My motto in life is “family first”. I apply it to my own life and to my politics.

At their best, families are resilient – tight-knit units which can weather anything. And if you doubt it, just think of what your family has gone through over the years and how you’ve come through it together.

But at the same time families are vulnerable – vulnerable to shocks, vulnerable to financial pressure. Job losses or money worries can tear them apart.

I believe financial security for families is one of government’s foremost duties.

It’s what I’m in politics to deliver – a better life for you and your children. Every time I champion an economic success, it’s because it’s been a success for families.
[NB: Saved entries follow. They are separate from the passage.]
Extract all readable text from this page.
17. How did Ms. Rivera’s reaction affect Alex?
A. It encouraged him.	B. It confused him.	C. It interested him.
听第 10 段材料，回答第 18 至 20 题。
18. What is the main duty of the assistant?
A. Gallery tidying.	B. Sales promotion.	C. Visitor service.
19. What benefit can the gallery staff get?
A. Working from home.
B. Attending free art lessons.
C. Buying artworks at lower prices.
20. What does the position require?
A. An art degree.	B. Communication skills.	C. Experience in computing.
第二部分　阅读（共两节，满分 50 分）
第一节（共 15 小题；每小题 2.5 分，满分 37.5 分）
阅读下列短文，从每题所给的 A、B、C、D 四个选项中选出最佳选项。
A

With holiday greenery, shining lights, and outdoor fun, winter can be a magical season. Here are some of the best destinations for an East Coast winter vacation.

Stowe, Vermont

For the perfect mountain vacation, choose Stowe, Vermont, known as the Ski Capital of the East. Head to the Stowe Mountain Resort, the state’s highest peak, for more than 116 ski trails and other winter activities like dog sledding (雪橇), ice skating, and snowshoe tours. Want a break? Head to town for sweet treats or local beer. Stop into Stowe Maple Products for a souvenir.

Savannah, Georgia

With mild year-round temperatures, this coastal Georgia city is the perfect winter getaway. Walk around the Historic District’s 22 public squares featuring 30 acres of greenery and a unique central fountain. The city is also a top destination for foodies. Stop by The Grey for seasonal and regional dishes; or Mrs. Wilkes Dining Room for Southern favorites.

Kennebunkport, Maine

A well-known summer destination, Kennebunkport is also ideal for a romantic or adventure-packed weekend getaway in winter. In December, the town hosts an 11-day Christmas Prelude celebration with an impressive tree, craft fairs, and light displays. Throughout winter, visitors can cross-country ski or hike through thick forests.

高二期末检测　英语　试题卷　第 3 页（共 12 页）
When I celebrate the reopening of a brick factory, it’s not because I love bricks: it’s because I love to see all those staff doing their jobs with pride, knowing they’re going home to their families with a wage.

Every time I celebrate the opening of a free school, it’s not because I love cutting ribbons or taking selfies with the students – it’s because I’m so glad, so relieved that more parents can, like me, share the peace of mind you feel when your child is getting a great education.

Every single part of this has only been possible because we got a grip on our economy.

If we hadn’t got our finances in order there would have been no tax cuts, no new school places, no help for savers, no Help to Buy – no record job creation.

In other words, families’ security is dependent on a strong economy. Say goodbye to economic stability – and you say goodbye to your family’s security.

That’s why it’s more important than ever to stick to our long-term economic plan.

That’s what next week’s Budget is all about.

And that’s what I am determined to deliver.